Forcing down a rising tide of panic, I headed to Owen’s office. He wasn’t there. He also wasn’t at the checkout or at any of the other places I could usually find him. I ran up the stairs to the coffee shop, in case he’d gone looking for me while Earl and I were hiding in the stockroom, but I didn’t see him there. Oh no, what if they’d taken him prisoner? They might have assumed he was the resistance leader, based on his notoriety in the real world.

Florence was at the counter, and she still looked a little tense, though not as jittery as before. “How’d the meeting go?” she asked.

“I didn’t find him. He hasn’t come up here looking for me, has he?”

“Nope. Are you sure he’s in yet?”

I went over to the windows and saw him playing chess with Mac. My sigh of relief was probably audible on the store’s lower level. “I bet he lost the last game and couldn’t leave before a rematch,” I said. Forcing a smile, I added, “One of the benefits of being the boss is that no one can yell at you for being late to work.”

“Maybe you’d better go remind him that he has a store to run,” Florence said.
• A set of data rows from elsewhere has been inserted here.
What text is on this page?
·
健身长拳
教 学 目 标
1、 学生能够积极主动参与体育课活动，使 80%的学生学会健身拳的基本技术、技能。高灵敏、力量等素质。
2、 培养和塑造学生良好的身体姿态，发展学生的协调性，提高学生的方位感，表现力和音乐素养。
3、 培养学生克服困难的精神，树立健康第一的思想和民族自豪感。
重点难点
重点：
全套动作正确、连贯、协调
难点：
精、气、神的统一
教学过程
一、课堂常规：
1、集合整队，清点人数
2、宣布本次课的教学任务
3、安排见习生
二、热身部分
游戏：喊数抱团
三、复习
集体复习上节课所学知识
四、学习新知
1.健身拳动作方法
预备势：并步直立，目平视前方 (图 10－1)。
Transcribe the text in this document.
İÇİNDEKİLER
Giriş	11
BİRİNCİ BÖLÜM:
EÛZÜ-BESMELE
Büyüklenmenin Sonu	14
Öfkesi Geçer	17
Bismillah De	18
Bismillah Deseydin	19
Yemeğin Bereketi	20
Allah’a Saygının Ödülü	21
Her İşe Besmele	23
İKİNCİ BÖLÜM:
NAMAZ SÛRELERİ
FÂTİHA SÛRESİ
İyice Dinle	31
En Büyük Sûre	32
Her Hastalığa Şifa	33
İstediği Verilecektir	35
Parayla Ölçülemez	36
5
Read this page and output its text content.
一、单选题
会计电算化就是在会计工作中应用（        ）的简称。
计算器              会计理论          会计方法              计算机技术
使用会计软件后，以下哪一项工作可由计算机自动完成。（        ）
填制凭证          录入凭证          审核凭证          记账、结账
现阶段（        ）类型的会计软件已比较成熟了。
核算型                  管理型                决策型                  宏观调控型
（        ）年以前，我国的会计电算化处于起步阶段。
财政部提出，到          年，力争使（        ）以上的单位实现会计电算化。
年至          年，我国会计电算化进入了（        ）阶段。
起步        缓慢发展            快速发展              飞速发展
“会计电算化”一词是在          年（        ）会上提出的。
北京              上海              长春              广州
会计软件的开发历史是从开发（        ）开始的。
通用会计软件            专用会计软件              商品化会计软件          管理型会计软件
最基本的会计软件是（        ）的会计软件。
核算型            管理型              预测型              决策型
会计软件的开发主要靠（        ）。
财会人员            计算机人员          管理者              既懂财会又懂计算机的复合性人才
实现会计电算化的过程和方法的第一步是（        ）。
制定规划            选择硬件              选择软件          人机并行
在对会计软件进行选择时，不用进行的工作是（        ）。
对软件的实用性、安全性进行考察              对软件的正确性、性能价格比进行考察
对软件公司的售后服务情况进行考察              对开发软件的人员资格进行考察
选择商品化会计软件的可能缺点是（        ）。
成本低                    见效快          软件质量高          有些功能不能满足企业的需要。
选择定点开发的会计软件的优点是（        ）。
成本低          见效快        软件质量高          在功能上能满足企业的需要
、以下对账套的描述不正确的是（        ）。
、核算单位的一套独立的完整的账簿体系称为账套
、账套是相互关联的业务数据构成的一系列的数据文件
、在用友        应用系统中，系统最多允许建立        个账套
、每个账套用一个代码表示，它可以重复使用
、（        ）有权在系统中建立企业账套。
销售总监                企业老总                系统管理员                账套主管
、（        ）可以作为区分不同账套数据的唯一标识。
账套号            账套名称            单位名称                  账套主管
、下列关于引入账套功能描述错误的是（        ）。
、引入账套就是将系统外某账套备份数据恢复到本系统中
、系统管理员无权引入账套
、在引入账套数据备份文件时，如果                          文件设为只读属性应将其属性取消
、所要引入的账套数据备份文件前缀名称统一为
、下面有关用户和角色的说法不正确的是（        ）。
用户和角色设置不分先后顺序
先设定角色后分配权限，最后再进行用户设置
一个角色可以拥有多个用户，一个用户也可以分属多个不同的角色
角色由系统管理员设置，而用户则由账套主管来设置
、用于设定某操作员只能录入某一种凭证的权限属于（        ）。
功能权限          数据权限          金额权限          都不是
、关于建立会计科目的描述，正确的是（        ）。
Although she seemed to be trying to smile, her voice sounded quite stern. I felt certain now that even if she was working for Sylvester, she was secretly on my side. Otherwise, she wouldn’t have all but suggested that I go break the spell on Owen.

Forcing myself to sound like I didn’t have anything bigger to deal with than an errant boss, I said, “If you’re okay up here, I’ll go drag him back to the store and see what he wants us to do to get started for the day.”

“I’m fine,” she said with a careless flap of her hand. “Business is really slow today. Makes you wonder what’s going on, huh?”

I was afraid I knew all too well what was going on—and she did, too. But all I said was, “Be back in a sec.”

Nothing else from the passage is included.